In 1967, during the heart of the civil rights movement, Jonathan Kozol, a young white teacher in the poor, black section of Boston was fired for reading a Langston Hughes poem to his fourth grade students.
“Death At An Early Age: The Destruction of the Hearts and Minds of Negro Children in the Boston Public Schools” (1967), a description of Jonathan’s first year as a teacher, received the 1968 National Book Award in Science, Philosophy and Religion. Now regarded as a classic by educators, “Death At An Early Age” sold more than two million copies in the United States and abroad.

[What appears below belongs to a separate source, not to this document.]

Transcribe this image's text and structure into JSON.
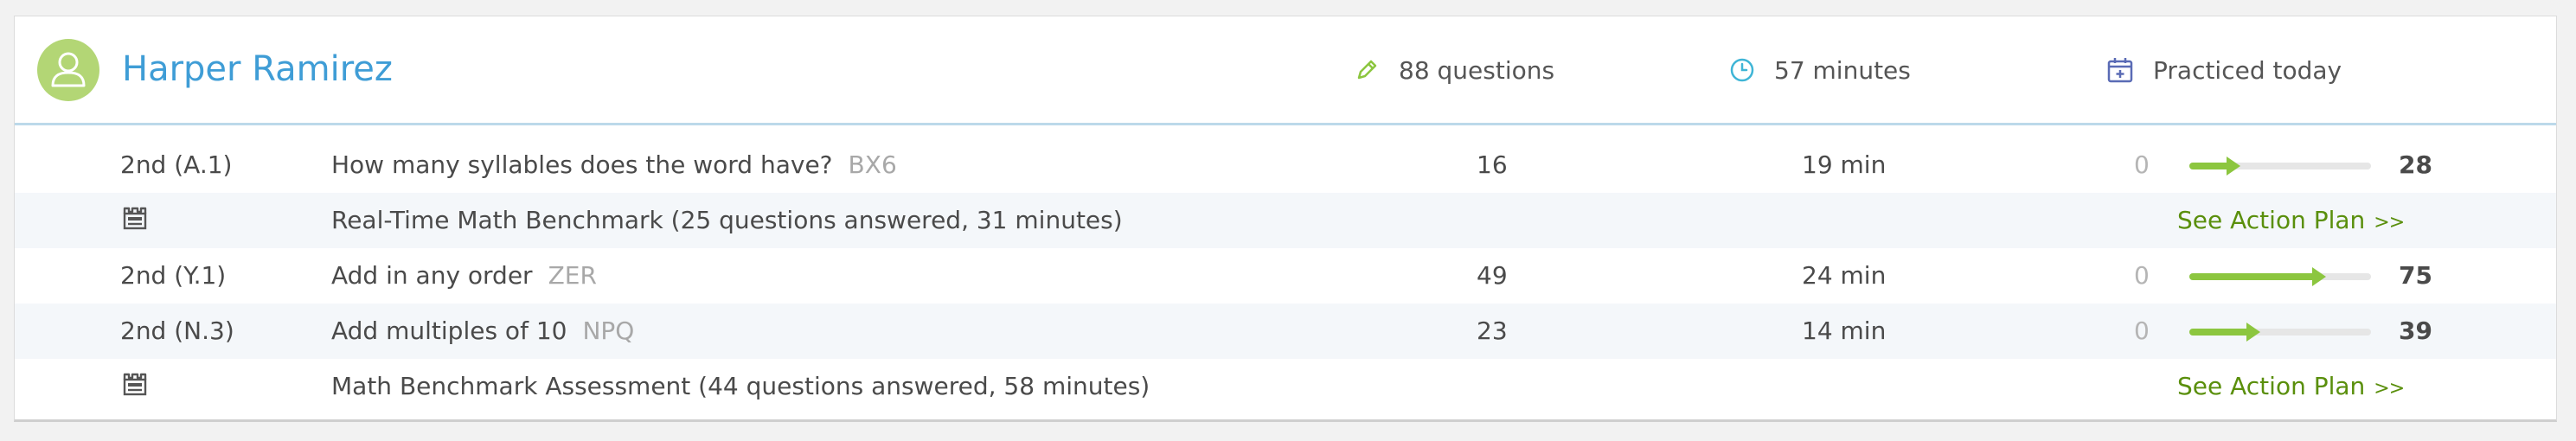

Jonathan is author of “Rachel and Her Children: Homeless Families in America” (1989), a narrative portrayal of the day-to-day life struggle of some of the poorest people in America. The book was presented to state governors by homeless advocacy groups. Jonathan gave them his full support and founded The Fund for the Homeless, a non-profit organisation that provides homeless families with emergency assistance. The book received the Robert F. Kennedy Book Award for 1989 and The Conscience in Media Award of the American Society of Journalists and Authors.
In 1993, Jonathan journeyed to the South Bronx. Two years of conversations with the children, clergy and parents who befriended him led to the writing of “Amazing Grace: The Lives of Children and the Conscience of a Nation” (1995). Despite the severe political conservatism of the 1990s, “Amazing Grace” became a US best-seller within three weeks of publication. “Amazing Grace” received the Anisfield-Wolf Book Award in 1996.
Jonathan’s newest book is “Letters to a Young Teacher” (2007). From his perspective of over forty years in education, Jonathan writes a series of warm letters to Francesca, a new first-grade teacher at an inner-city school in Boston.